To be fair, though, there is one thing that I’ve found CloudFormation to be particularly useful for: provisioning the secure Terraform remote state backend infrastructure you need to get you up and running!
Combining Ansible and Terraform
Like a hammer and chisel, these tools can sculpt masterpieces; Terraform can shape the deployment that you envision, and Ansible can set it free. Here are just a few ways in which you can do more with both.
Terraform is stateful and idempotent, assuming you have already established a persistent, remote state infrastructure. If not, the same Ansible code can ensure all necessary resources on the first run without creating redundancies on subsequent ones. Ansible can also be used to initialize backends and template out Terraform variable files dynamically. Suffice it to say, if complex logic is required to configure your deployment at run-time, I would not recommend trying to implement it with Terraform.

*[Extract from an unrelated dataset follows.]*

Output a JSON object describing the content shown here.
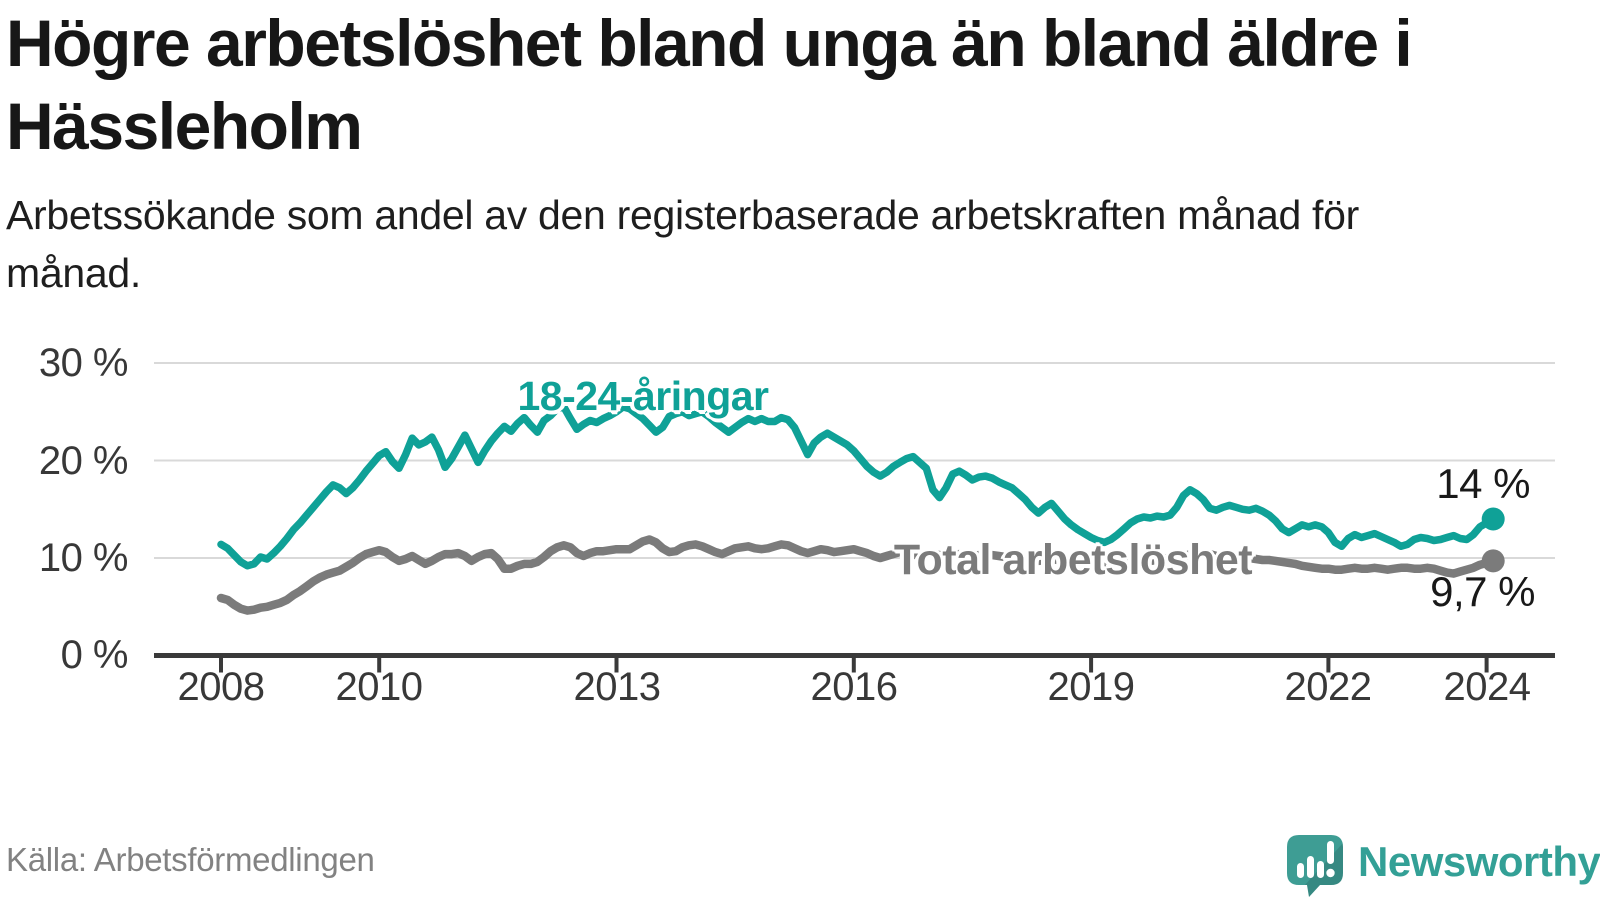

Terraform is also verbose. Too verbose, in fact, as it has no mechanism for redacting information. That means no certificates, keys, or other sensitive information can be responsibly managed by Terraform directly. However, Terraform supports the notion of a “null_resource” that can be used to orchestrate arbitrary code execution as part of the standard resource lifecycle. And Ansible does support redaction. That means database passwords can be generated and vaulted adjacent to the code that provisions the database itself. Certificates can be created and signed a few lines above the code that manages the secure listeners that use them. Need to ensure key rotation on a defined interval in line with the continuous delivery of a fleet of instances? These tools have got you covered!
But the most powerful example I have found to date dawned on me after months of contemplating a conundrum: how do I ensure the configuration management of a fleet of secure, publicly inaccessible instances with full visibility of the execution logs in real-time? How can I access that which I have designed to be inaccessible? The solution that I ultimately arrived at was to order a few null resources (Ansible playbook runs) in a dependency chain to leverage and then destroy an ephemeral bridge. Once the infrastructure needed to access the private fleet had been established, it would hop in and provision them. The last step was to simply pass the attribute outputs of those ephemeral resources to another Ansible playbook that would burn the bridge down.
Terraform and Ansible are not necessarily the best at what they do. Well, maybe Terraform is. But every tool has its use cases and there is no “one-size-fits-all”. That said, they both warrant serious consideration when evaluating your own automation. On their own merits, they are each as dynamic and robust as the code that you are able to produce. Together, they are gestalt.